И я иду за ней, отдавшись потоку чистого счастья.
Они идут, держась за руки, вдоль берега по тропе и останавливаются у старых развалин.
– Что здесь было? – спрашивает Алессия.
– Оловянный рудник.
Алессия и Максим прислоняются к старой печной трубе и смотрят на беспокойное море с белыми барашками, над которыми посвистывает холодный ветер.
– Здесь очень красиво, – говорит она. – Все настоящее, дикое. Как дома.
«Только здесь я счастливее. И… ничего не боюсь».
«Потому что рядом мистер Максим».
– Я тоже люблю это место. Я здесь вырос.
– В доме, где мы остановились?
Он отводит взгляд.
– Нет. Тот дом мой брат построил недавно.
Его рот горестно кривится, и он не знает, что сказать.
– У тебя есть брат?
– Был. Умер.
Засунув руки поглубже в карманы, Максим неподвижно смотрит в море. Его лицо побледнело и застыло, как каменное изваяние.
– Прости, – говорит девушка, догадываясь, что брат Максима умер недавно. Она кладет ладонь ему на предплечье. – Ты по нему тоскуешь?
– Да, – шепотом отвечает Максим. – Я очень его любил.

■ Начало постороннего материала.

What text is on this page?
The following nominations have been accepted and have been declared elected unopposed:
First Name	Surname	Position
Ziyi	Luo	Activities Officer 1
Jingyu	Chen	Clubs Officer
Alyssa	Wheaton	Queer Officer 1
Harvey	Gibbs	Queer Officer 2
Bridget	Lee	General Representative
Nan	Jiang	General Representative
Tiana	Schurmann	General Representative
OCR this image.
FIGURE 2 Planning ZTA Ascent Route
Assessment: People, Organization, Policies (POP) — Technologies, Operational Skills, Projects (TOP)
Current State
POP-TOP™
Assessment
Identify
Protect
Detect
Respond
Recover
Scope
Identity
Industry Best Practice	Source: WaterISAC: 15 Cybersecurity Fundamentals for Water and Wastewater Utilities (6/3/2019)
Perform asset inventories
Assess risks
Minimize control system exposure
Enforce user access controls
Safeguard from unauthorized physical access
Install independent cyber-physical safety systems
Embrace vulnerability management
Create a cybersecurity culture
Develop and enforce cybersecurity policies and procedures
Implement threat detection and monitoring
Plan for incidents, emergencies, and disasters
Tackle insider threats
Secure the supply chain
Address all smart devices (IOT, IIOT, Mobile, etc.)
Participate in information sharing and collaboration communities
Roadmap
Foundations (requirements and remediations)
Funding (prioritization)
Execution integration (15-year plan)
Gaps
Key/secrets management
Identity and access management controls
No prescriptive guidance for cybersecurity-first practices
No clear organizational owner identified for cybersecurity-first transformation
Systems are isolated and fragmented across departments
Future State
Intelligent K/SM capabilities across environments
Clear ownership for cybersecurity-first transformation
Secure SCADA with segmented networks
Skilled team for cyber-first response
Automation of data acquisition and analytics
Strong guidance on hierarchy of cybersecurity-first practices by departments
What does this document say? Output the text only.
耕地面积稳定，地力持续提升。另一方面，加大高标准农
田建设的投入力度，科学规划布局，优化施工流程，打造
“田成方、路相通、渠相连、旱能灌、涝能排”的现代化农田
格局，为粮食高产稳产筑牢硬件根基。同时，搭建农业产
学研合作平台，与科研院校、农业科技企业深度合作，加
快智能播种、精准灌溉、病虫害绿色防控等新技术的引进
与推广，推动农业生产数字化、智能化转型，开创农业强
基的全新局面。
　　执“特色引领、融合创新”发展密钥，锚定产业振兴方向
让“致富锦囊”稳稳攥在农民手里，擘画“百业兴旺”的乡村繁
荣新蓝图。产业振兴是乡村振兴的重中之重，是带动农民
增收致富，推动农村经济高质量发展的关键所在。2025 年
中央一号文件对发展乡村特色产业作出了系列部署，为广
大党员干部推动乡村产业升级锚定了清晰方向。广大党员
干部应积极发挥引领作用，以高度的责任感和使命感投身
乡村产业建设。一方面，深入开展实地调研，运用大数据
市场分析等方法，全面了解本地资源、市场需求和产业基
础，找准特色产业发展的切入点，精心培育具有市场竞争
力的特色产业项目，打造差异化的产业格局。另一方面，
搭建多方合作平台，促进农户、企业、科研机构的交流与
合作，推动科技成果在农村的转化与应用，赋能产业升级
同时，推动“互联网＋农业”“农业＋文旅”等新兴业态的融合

Удивленная неожиданной откровенностью, Алессия снова спрашивает:
– А другие родственники у тебя есть?
– Сестра. Марианна. – Максим добродушно улыбается. – Ну и мать. – О ней он упоминает холодно, бесстрастно.
– А отец?
– Умер, когда мне было шестнадцать лет.
– Ох, прости. Мне очень жаль. А твои мать и сестра живут здесь?
– Раньше жили. Теперь иногда приезжают. Марианна работает в Лондоне, там и живет. Она доктор. – Максим улыбается с гордостью.
– Дa. – Алессия многозначительно кивает. – А мать?
– Она почти всегда в Нью-Йорке.
Короткий ответ. О матери он говорить не хочет.
– У нас под Кукесом тоже есть рудники. – Она меняет тему и всматривается в печную трубу из серого камня, – стоят вдоль дороги на Косово.